We disseminate our results by developing data infographics, visualisations and interactive dashboards to bring our results to life. We then communicate these results across a range of modes and to diverse audiences—from publishing in academic journals to presenting to clinicians and policymakers and in writing for lay audiences

We also provide regular, expert commentary to media outlets on health, data and research issues.

Project: Hospital Trajectories for 15 mil Australians - NHMRC Ideas Grant (2022–2024)

Patient segmentation, which divides a patient population into distinct groups with specific needs and characteristics, underpins patient-centric approaches to tailoring care delivery.

We propose new methods to create longitudinal, patient-centric and data-driven representations of patient experience. We will use chronologically ordered hospital records for the population of New South Wales (~15 million individuals, ~90 million hospital events).

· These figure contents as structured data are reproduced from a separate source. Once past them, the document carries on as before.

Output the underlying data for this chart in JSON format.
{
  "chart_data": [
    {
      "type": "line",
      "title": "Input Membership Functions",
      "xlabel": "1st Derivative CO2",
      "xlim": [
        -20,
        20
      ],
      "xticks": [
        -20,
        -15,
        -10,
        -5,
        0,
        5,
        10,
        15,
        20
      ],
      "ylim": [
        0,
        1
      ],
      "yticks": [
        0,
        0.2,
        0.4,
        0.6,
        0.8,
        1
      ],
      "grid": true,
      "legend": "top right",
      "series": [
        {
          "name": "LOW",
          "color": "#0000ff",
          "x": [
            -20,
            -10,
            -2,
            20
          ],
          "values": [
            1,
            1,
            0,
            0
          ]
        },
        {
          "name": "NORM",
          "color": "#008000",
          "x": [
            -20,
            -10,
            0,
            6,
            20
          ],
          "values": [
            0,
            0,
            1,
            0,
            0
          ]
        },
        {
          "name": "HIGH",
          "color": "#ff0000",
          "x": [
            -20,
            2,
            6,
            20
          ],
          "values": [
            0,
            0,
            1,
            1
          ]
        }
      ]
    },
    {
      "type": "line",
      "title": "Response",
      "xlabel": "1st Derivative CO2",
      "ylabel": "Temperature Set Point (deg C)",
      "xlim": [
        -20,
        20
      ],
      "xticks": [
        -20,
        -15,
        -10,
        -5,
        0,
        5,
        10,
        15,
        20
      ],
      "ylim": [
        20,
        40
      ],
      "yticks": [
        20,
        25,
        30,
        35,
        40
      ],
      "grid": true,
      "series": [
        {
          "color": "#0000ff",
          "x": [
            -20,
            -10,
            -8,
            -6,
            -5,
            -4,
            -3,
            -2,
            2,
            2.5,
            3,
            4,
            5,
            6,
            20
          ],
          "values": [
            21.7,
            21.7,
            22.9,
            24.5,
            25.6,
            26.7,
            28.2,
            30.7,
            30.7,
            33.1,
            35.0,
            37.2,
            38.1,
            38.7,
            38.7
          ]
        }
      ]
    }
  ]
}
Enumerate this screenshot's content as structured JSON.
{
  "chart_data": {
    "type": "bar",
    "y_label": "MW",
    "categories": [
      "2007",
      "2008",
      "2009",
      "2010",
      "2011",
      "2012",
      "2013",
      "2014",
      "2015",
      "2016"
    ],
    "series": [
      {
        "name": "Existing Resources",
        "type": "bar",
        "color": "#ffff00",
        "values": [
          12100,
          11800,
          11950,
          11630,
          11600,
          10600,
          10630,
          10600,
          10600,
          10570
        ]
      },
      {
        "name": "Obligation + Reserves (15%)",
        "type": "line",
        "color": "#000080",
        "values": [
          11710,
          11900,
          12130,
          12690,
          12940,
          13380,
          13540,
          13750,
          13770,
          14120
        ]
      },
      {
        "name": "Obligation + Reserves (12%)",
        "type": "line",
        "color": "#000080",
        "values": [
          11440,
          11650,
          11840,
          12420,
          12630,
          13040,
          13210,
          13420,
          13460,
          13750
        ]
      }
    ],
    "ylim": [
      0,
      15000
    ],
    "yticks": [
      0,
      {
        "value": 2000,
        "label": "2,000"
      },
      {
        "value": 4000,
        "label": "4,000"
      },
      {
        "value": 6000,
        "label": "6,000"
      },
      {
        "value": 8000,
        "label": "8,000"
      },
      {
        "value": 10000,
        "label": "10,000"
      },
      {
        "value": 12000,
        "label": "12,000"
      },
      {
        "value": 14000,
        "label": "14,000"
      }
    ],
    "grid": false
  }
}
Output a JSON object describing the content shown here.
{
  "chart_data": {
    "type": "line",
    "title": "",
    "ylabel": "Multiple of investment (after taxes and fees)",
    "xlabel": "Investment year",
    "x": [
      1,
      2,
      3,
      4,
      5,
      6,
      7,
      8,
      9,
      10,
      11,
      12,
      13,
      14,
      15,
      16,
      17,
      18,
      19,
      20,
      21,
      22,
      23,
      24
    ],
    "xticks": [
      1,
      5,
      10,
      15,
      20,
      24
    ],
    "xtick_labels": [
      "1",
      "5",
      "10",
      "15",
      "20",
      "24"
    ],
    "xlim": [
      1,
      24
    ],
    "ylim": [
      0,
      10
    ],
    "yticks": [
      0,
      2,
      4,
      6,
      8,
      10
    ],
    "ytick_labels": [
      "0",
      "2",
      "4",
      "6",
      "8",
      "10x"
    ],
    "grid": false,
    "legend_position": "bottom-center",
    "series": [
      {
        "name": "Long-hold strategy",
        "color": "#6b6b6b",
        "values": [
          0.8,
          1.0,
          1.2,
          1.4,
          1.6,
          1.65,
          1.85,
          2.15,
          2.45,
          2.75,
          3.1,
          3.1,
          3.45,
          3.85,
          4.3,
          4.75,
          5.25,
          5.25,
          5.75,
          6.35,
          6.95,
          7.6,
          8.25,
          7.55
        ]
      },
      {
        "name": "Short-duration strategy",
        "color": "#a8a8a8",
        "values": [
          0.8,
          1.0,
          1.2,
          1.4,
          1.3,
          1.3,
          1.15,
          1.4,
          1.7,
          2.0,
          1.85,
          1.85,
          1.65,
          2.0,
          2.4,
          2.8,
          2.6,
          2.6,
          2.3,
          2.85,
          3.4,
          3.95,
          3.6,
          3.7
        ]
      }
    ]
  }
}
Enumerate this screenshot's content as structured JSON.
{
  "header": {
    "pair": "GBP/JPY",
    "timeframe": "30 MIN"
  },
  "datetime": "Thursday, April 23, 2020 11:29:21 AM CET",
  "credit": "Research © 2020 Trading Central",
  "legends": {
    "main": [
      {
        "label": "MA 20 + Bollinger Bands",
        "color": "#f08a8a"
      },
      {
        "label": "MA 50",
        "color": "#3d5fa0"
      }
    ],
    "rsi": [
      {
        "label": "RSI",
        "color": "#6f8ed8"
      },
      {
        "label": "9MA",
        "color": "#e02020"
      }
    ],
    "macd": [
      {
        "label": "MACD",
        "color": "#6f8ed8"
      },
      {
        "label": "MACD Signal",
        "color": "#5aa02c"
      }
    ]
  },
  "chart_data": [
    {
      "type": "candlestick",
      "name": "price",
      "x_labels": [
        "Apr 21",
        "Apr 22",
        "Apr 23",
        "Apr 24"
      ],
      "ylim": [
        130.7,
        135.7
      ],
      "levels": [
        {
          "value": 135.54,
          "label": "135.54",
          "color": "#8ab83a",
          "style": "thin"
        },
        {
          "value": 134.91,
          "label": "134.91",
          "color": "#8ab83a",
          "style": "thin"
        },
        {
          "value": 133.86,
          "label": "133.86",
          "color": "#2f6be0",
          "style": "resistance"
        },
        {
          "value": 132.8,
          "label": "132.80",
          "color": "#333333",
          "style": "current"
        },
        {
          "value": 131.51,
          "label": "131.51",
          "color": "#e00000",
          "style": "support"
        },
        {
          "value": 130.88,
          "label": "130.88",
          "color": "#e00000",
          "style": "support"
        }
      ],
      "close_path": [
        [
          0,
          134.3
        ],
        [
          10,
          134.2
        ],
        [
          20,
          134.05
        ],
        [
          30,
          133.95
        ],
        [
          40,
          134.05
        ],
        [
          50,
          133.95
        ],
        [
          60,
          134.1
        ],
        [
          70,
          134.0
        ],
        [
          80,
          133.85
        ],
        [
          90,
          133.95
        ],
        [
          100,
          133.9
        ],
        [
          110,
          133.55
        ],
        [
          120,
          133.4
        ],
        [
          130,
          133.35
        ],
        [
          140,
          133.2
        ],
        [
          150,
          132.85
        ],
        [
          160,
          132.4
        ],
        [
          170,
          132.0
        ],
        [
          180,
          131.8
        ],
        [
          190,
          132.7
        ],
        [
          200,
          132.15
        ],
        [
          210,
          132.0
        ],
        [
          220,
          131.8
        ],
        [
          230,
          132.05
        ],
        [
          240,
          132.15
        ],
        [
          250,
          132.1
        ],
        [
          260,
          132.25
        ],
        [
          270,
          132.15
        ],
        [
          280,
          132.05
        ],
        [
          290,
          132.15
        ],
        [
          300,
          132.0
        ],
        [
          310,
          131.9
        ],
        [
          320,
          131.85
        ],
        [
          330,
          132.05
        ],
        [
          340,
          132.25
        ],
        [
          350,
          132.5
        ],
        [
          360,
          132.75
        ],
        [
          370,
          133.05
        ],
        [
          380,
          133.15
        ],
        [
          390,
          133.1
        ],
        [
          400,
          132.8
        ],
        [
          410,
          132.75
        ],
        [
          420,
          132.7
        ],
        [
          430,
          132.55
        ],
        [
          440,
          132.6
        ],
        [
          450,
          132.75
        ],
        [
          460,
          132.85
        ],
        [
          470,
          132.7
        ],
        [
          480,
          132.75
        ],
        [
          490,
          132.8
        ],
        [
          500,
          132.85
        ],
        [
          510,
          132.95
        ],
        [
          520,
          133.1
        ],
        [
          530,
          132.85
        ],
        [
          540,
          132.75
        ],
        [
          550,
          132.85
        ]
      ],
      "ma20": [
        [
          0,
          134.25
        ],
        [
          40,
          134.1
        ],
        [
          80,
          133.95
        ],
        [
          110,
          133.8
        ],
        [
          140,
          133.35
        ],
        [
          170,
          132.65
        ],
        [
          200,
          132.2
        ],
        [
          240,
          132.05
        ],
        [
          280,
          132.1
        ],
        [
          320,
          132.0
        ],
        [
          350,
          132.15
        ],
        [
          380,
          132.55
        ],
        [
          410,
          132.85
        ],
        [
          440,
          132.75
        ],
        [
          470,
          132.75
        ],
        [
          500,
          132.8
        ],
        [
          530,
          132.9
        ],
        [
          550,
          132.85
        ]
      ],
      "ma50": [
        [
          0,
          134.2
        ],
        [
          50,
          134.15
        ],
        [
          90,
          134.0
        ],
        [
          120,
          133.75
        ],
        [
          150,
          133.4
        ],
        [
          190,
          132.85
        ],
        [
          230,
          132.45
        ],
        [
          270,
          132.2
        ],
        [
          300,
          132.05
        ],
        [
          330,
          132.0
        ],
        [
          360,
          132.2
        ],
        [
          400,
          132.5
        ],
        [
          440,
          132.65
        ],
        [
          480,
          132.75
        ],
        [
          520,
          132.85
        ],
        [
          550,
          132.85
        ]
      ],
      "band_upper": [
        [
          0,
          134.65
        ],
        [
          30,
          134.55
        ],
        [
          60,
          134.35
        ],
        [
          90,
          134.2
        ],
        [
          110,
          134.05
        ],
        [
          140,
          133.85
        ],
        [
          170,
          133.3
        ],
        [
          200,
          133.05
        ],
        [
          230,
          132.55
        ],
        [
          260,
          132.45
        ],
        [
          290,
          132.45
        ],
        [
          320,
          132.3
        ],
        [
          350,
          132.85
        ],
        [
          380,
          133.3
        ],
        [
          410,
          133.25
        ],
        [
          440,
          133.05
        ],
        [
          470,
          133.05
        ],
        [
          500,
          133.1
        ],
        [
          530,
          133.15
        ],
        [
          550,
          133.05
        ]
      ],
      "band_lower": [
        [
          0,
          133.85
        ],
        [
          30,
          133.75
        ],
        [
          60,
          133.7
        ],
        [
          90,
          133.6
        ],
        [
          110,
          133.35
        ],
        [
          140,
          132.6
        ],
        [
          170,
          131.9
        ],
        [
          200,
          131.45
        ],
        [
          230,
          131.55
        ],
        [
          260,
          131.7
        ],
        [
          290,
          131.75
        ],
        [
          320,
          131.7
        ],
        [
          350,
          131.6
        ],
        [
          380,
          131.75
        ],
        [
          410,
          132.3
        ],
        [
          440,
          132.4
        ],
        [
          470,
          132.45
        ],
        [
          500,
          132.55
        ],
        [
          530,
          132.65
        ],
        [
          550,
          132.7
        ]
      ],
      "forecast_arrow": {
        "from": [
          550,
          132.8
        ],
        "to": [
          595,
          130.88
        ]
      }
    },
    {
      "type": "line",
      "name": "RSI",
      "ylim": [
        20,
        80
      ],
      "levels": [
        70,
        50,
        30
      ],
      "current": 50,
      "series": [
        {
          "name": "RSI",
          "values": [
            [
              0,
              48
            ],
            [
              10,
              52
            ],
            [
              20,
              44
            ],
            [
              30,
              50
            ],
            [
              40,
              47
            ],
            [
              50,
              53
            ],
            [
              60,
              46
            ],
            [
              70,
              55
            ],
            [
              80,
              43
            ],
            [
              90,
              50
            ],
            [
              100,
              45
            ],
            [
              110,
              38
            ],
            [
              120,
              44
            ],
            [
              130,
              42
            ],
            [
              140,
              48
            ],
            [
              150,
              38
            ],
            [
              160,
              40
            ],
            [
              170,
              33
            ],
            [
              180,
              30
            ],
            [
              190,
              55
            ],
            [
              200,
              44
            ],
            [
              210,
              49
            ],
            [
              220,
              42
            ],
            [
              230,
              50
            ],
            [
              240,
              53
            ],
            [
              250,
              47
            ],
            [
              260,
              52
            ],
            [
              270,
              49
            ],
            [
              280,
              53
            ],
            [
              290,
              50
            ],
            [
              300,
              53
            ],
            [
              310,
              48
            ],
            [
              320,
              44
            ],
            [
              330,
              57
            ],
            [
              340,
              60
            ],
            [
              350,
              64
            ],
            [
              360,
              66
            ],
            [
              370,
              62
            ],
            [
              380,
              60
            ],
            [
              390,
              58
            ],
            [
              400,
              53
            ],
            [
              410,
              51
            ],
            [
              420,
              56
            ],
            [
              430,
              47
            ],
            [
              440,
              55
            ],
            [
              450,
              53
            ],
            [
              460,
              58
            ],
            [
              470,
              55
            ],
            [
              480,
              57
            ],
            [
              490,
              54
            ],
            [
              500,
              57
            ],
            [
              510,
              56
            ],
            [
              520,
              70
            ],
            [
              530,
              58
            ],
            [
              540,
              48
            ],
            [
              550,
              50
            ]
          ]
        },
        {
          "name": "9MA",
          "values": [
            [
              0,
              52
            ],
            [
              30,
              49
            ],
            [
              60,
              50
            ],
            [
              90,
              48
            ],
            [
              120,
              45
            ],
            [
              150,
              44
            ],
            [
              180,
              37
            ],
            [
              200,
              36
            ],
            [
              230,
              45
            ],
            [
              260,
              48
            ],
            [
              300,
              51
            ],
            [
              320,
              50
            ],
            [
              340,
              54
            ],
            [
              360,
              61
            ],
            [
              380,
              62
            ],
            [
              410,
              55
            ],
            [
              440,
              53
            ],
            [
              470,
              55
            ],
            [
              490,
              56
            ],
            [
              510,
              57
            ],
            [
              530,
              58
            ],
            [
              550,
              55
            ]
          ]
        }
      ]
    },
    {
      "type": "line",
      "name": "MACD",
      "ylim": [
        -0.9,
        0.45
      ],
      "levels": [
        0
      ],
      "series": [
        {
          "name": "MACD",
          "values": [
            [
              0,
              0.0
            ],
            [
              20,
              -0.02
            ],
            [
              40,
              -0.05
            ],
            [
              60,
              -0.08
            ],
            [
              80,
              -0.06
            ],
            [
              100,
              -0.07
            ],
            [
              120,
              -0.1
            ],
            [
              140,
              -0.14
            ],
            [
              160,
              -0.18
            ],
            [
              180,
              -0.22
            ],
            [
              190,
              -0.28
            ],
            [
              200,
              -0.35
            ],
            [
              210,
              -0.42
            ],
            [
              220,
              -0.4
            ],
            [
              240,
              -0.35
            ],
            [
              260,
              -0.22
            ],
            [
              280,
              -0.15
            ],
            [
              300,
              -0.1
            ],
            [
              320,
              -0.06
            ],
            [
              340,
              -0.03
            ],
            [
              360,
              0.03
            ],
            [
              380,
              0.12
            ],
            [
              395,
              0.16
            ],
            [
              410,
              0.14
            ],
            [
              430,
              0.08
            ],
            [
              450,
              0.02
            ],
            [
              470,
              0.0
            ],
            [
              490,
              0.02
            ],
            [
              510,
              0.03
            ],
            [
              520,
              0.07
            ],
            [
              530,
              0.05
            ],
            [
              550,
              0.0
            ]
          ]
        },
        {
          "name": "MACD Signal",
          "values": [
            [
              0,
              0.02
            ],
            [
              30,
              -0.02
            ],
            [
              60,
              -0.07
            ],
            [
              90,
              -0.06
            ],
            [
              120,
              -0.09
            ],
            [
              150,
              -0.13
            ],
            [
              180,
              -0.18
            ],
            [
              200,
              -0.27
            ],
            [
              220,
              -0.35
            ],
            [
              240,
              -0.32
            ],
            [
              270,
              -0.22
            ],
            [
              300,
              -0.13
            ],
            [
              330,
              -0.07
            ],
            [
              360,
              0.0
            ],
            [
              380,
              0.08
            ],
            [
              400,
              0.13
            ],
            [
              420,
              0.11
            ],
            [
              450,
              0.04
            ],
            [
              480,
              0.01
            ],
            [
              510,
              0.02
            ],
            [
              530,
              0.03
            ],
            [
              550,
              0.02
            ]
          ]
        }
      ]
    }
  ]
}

Using deep learning, we will compute patient ‘representations’ for trajectories of hospital use events and use these to identify clusters of individuals who share patterns of hospital use (patient segments). We will characterise and visualise the segments and explore how they change over time and the impacts of policy changes and population shocks. We will make our methods available via open-source code and an end-user app.

Our novel approach to patient segmentation uses sequences of health service use events—not diagnosis codes—as the primary way to represent patients. To do this, we employ Transformer deep learning architecture to make optimal use of longitudinal patient sequence data.

Our approach is ‘patient-journey-centric’—thereby aligned with the key preoccupations of policymakers—and ‘diagnosis-agnostic’—thereby flexibly supporting exploration of hospital trajectories in patient subgroups defined by any diagnosis, combinations of diagnoses or demographic features such as geography and ethnicity.

Our methods will inform health service planning, delivery and evaluation by allowing identification of patient subgroups who are most likely to be high users of hospital services. They will form the foundation for deep learning methods that can be applied to large multimodal datasets that integrate primary and secondary care e.g., MyHealth Record.

Our team includes senior, mid- and early-career researchers with outstanding expertise in data analytics, machine learning, biostatistics, health economics and research translation.

Project: Translating the evidence on dementia risk reduction to generate assessments, advice and training for health professionals, policy makers, patients and public - NHMRC Boosting Dementia

Leveraging Evidence into Action for Dementia! (LEAD!) is a project funded by a NHMRC Boosting Dementia Research Grant. Led by Professor Kaarin Anstey at Neurosciences Research Australia, it involves an international collaboration between leading academics, clinicians, consumers, and community members. Organisations involved include the Department of Health, WHO, Dementia Australia, Alzheimer’s Disease International, Diabetes Australia, and Heart Foundation.

The project aims to translate dementia research and implement evidence-based strategies for dementia risk reduction to individuals, communities, and healthcare centres. It seeks to develop a new risk tool for predicting dementia and other non-communicable diseases including stroke, diabetes, and myocardial infarction. Researchers at the Centre for Big Data Research in Health, Professor Louisa Jorm and Dr Heidi Welberry, are supporting the Evaluation and Adoption stream by (i) developing tools to assess national risk factor profile trajectories and (ii) investigating the feasibility of incorporating existing administrative and/or clinical data directly into the risk tools.